Bonus: What’s happening here? It’s a gravel road bike race.

bike_race.jpg

Reader Mike Vanderscheuren sent this photo this morning:

Bob, I thought you might be interested in this semi-insane bike race which takes place in Spring Valley, MN called the Almonzo 100. On Saturday, 500 riders started what turned out to be a brutal day on the bike – 40 degrees, rainy and muddy. The conditions were so bad, only about 100 riders finished, with the last riders coming in at around 1am. Unlike other sponsored races, there is no entry fee for this event. It is totally unsupported (meaning you are on your own – for all food and water, mechanical etc.) and 99% of the ride is on gravel back roads. It is becoming a cult-classic among local cyclists, with the conditions only adding to the folklore. On other interesting thing is, while it does attract the race crowd, the $0 entry fee and promise of physical challenge attracts cyclists of all kinds.
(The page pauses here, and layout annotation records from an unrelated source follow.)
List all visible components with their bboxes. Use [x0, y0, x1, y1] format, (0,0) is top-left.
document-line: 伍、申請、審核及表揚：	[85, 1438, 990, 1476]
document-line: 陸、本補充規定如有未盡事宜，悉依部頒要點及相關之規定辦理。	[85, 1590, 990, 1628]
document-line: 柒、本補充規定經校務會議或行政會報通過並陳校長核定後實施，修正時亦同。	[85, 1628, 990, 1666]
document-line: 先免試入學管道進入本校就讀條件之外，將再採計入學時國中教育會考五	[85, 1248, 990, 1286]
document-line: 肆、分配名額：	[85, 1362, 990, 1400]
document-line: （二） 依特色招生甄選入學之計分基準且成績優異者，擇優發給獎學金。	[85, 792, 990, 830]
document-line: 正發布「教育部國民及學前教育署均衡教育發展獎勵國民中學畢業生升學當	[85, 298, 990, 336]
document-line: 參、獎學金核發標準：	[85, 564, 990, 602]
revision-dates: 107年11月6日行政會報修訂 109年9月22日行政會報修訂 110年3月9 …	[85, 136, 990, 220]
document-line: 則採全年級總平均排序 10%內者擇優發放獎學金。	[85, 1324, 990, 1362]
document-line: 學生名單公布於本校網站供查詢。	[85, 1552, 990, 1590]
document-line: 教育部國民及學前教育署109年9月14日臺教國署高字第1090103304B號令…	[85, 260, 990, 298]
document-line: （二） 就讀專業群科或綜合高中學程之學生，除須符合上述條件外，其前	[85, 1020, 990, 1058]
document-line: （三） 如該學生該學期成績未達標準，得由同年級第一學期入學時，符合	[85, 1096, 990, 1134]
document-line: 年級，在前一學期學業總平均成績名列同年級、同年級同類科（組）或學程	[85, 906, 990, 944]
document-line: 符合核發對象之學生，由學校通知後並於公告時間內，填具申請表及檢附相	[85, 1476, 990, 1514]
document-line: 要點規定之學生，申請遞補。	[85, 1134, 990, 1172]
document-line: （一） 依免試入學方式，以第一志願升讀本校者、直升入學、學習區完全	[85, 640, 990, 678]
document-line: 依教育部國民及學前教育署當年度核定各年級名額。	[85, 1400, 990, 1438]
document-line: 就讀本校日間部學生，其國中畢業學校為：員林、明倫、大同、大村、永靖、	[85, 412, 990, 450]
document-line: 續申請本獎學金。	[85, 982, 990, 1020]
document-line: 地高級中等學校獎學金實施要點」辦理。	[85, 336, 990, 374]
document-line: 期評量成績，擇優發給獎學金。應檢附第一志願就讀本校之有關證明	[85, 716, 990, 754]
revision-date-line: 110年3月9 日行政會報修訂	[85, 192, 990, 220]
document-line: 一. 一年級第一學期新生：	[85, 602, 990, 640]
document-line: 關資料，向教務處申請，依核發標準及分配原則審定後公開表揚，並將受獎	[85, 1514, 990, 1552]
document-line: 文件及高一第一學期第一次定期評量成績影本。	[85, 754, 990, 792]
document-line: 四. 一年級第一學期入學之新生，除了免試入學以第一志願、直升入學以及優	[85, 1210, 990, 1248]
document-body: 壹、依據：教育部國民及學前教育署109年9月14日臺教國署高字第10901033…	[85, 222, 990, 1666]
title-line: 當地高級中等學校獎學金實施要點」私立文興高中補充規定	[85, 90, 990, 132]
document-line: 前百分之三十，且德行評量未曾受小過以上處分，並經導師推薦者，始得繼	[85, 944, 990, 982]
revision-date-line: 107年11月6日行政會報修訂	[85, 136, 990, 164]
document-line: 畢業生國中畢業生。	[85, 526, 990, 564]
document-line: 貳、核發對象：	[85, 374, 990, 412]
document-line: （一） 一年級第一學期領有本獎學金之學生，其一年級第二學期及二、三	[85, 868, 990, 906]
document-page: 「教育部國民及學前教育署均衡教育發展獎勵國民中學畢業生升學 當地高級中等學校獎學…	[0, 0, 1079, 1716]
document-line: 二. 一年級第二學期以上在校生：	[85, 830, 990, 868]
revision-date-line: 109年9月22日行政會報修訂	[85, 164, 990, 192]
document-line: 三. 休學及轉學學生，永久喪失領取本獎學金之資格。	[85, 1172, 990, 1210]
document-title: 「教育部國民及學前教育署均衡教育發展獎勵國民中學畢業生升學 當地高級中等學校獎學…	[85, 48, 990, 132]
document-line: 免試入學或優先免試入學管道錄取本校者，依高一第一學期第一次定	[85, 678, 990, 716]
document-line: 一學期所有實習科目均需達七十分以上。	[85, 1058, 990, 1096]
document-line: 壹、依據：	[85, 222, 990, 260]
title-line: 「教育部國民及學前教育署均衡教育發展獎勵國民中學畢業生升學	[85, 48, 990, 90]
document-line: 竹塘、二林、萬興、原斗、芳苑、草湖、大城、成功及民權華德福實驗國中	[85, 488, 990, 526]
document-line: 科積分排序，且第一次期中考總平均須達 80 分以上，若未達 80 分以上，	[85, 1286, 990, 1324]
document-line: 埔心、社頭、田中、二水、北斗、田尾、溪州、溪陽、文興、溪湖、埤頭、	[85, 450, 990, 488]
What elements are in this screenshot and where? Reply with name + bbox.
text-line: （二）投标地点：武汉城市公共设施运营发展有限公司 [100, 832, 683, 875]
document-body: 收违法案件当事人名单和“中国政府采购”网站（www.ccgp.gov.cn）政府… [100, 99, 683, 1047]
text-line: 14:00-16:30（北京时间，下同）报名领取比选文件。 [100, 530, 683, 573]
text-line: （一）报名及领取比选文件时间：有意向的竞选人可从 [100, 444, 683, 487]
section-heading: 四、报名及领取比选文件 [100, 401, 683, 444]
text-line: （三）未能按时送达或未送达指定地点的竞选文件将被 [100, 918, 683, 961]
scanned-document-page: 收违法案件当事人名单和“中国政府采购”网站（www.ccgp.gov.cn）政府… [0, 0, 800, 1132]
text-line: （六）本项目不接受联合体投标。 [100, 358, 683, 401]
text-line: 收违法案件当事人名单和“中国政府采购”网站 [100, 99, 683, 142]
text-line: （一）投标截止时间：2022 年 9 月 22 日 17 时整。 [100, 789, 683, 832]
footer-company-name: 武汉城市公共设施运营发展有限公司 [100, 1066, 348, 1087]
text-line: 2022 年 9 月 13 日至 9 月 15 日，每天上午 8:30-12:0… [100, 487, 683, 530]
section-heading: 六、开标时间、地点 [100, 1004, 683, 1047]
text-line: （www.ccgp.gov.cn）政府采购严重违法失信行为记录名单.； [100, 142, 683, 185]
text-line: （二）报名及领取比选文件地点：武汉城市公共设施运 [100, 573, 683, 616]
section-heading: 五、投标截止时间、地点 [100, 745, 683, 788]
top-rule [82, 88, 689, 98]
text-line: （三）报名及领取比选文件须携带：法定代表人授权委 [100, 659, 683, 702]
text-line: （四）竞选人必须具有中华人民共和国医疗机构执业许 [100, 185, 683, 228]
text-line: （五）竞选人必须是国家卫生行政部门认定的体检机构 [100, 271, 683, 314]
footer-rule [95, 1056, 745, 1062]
Full disclosure – my company is a sponsor of the event – we donate prizes and a small amount of money $250 to support the race director’s efforts.

The photo was taken Saturday by Eric Leugers. Here’s the race blog.

TODAY’S QUESTION

Today MPR News begins a series of reports exploring the issue of bullying and what can be done to address it. Today’s Question: What’s been your experience with bullying?

WHAT WE’RE DOING

Midmorning (9-11 a.m.) – First hour: Democrat legislative leaders discuss the effort to come up with a budget.

Second hour: . Is today’s popular music indicative of increasing self-absorption, or is defining a generation by the billboard charts a bit of a stretch?

Midday (11 a.m. – 1 p.m.) – First hour: Republican legislative leaders discuss the effort to come up with a budget.

Second hour: Former National security advisor General James Jones at the National Press Club.

Talk of the Nation (1-3 p.m.) – First hour: TBA

Second hour: Recovery after brain injuries.

All Things Considered (3-6:30 p.m.) – In the kickoff to his week-long series, MPR’s Tom Weber reports on what Minnesota could be doing to respond to bullying in its schools.

MPR’s Tim Post says the University of Minnesota’s law school expects to lose most, if not all, of its state funding this year as lawmakers consider cuts to higher education funding. He’ll examine the impact.